Additional tests are too costly for our patients, who don’t even have money to pay for transport to hospitals. The patients we treat often have to trek over mountains, sometimes for four hours or more. All these factors are barriers to getting patients into treatment as soon as possible. This is a good example where we need better diagnostic tools closer to where the patients are, which in turn improves the early detection of TB and rapid treatment. Enrolling co-infected people in treatment quickly is essential to helping them get healthy and live longer.
 
Which aspects of this TB programme can be successfully replicated in other rural and resource-poor settings?
The fact that this programme offers fully integrated HIV and TB treatment, is nurse-driven, and community supported have made it a success. We have a “one-stop shop” where patients visit the same clinic on the same day and receive HIV and TB treatment from the same nurse. This means a lot to our patients who already find it extremely difficult simply to reach the clinics. It improves patients’ adherence to their treatment, and clinically, it is a better way to manage co-infected patients during drug interactions and other opportunistic infections that can occur during the dual treatment.
 
We also have realised patients who are first diagnosed with TB and are already adhering to TB treatment, find it easier to start anti-retroviral therapy (ART) because they are already used to taking medication regularly. This model of care is replicable if task-shifting is an option in the country and nurses are empowered to diagnose, prescribe, and dispense antiretroviral and anti-tuberculosis therapy.
 
During the last 8 months you have spent in Lesotho, is there a patient that you will always remember? 
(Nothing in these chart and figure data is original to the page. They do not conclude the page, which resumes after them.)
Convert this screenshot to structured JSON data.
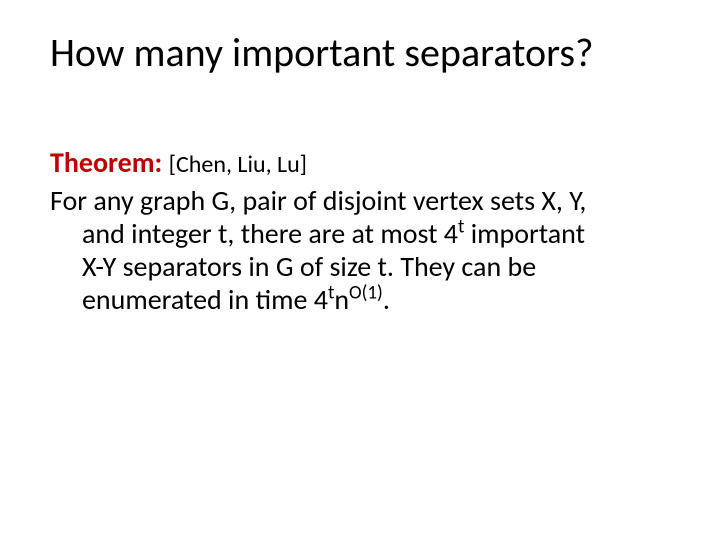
{
  "title": "How many important separators?",
  "theorem_label": "Theorem:",
  "citation": "[Chen, Liu, Lu]",
  "body_line1": "For any graph G, pair of disjoint vertex sets X, Y,",
  "body_line2_a": "and integer t, there are at most 4",
  "body_line2_sup": "t",
  "body_line2_b": " important",
  "body_line3": "X-Y separators in G of size t. They can be",
  "body_line4_a": "enumerated in time 4",
  "body_line4_sup1": "t",
  "body_line4_b": "n",
  "body_line4_sup2": "O(1)",
  "body_line4_c": "."
}
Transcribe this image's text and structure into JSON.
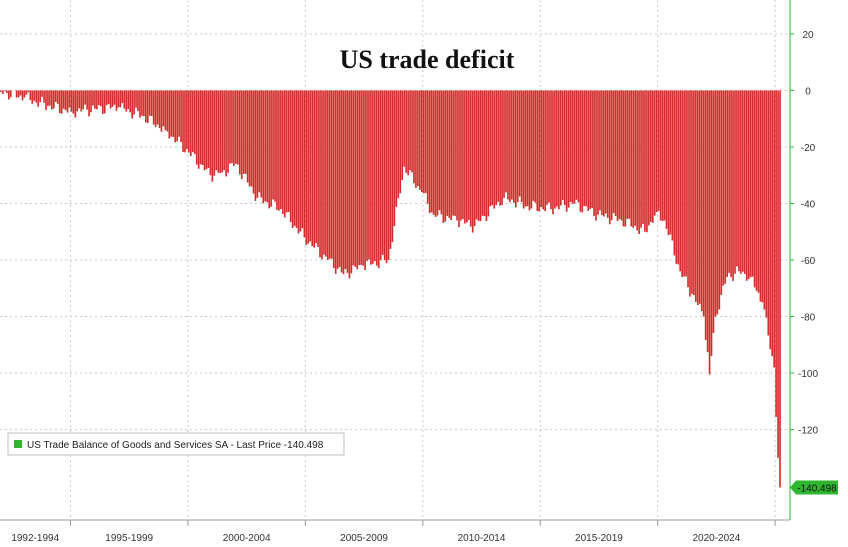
{
  "chart_data": {
    "type": "bar",
    "title": "US trade deficit",
    "xlabel": "",
    "ylabel": "",
    "ylim": [
      -152,
      32
    ],
    "y_ticks": [
      20,
      0,
      -20,
      -40,
      -60,
      -80,
      -100,
      -120
    ],
    "y_axis_side": "right",
    "x_tick_labels": [
      "1992-1994",
      "1995-1999",
      "2000-2004",
      "2005-2009",
      "2010-2014",
      "2015-2019",
      "2020-2024"
    ],
    "grid": true,
    "legend_position": "bottom-left",
    "bar_color": "#d42a2a",
    "legend_swatch_color": "#2fb52f",
    "last_value_tag_color": "#2fb52f",
    "x_start": "1992-01",
    "x_end": "2025-03",
    "series": [
      {
        "name": "US Trade Balance of Goods and Services SA - Last Price -140.498",
        "last_value_label": "-140.498",
        "anchors": [
          [
            "1992-01",
            -0.5
          ],
          [
            "1993-01",
            -2.5
          ],
          [
            "1994-01",
            -5.5
          ],
          [
            "1995-01",
            -7.5
          ],
          [
            "1996-01",
            -6.5
          ],
          [
            "1997-01",
            -6.0
          ],
          [
            "1998-01",
            -9.0
          ],
          [
            "1999-01",
            -14.0
          ],
          [
            "2000-01",
            -22.0
          ],
          [
            "2000-12",
            -30.0
          ],
          [
            "2001-06",
            -29.0
          ],
          [
            "2002-01",
            -26.0
          ],
          [
            "2002-12",
            -38.0
          ],
          [
            "2003-12",
            -42.0
          ],
          [
            "2004-12",
            -52.0
          ],
          [
            "2005-12",
            -60.0
          ],
          [
            "2006-08",
            -65.0
          ],
          [
            "2007-06",
            -62.0
          ],
          [
            "2008-07",
            -60.0
          ],
          [
            "2009-03",
            -27.0
          ],
          [
            "2009-12",
            -36.0
          ],
          [
            "2010-06",
            -44.0
          ],
          [
            "2011-06",
            -46.0
          ],
          [
            "2012-03",
            -48.0
          ],
          [
            "2013-06",
            -38.0
          ],
          [
            "2014-06",
            -41.0
          ],
          [
            "2015-06",
            -42.0
          ],
          [
            "2016-06",
            -40.0
          ],
          [
            "2017-06",
            -44.0
          ],
          [
            "2018-06",
            -46.0
          ],
          [
            "2019-06",
            -50.0
          ],
          [
            "2019-12",
            -43.0
          ],
          [
            "2020-04",
            -46.0
          ],
          [
            "2020-12",
            -64.0
          ],
          [
            "2021-06",
            -72.0
          ],
          [
            "2021-12",
            -80.0
          ],
          [
            "2022-03",
            -100.5
          ],
          [
            "2022-06",
            -80.0
          ],
          [
            "2022-12",
            -66.0
          ],
          [
            "2023-06",
            -64.0
          ],
          [
            "2023-12",
            -66.0
          ],
          [
            "2024-06",
            -75.0
          ],
          [
            "2024-12",
            -98.0
          ],
          [
            "2025-02",
            -130.0
          ],
          [
            "2025-03",
            -140.498
          ]
        ]
      }
    ]
  }
}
There are sad and happy stories of patients I have treated as a doctor here in Lesotho. Many die before they are on treatment for HIV/AIDS or TB, and few others die during treatment, but I´d rather remember a smiling child. I will never forget one of my child patients, Napho. He is 5 years old now. When I met him he was very sick and unable to walk because of a swollen knee, and his mother died a few weeks later. Napho was diagnosed with extra-pulmonary TB in his lymph nodes, and he started on ARVs after eight weeks on TB treatment. Now he is doing very well, gaining weight, his CD4 count is increasing (a sign that his immune system is improving), and he has almost completed his TB treatment without further complications.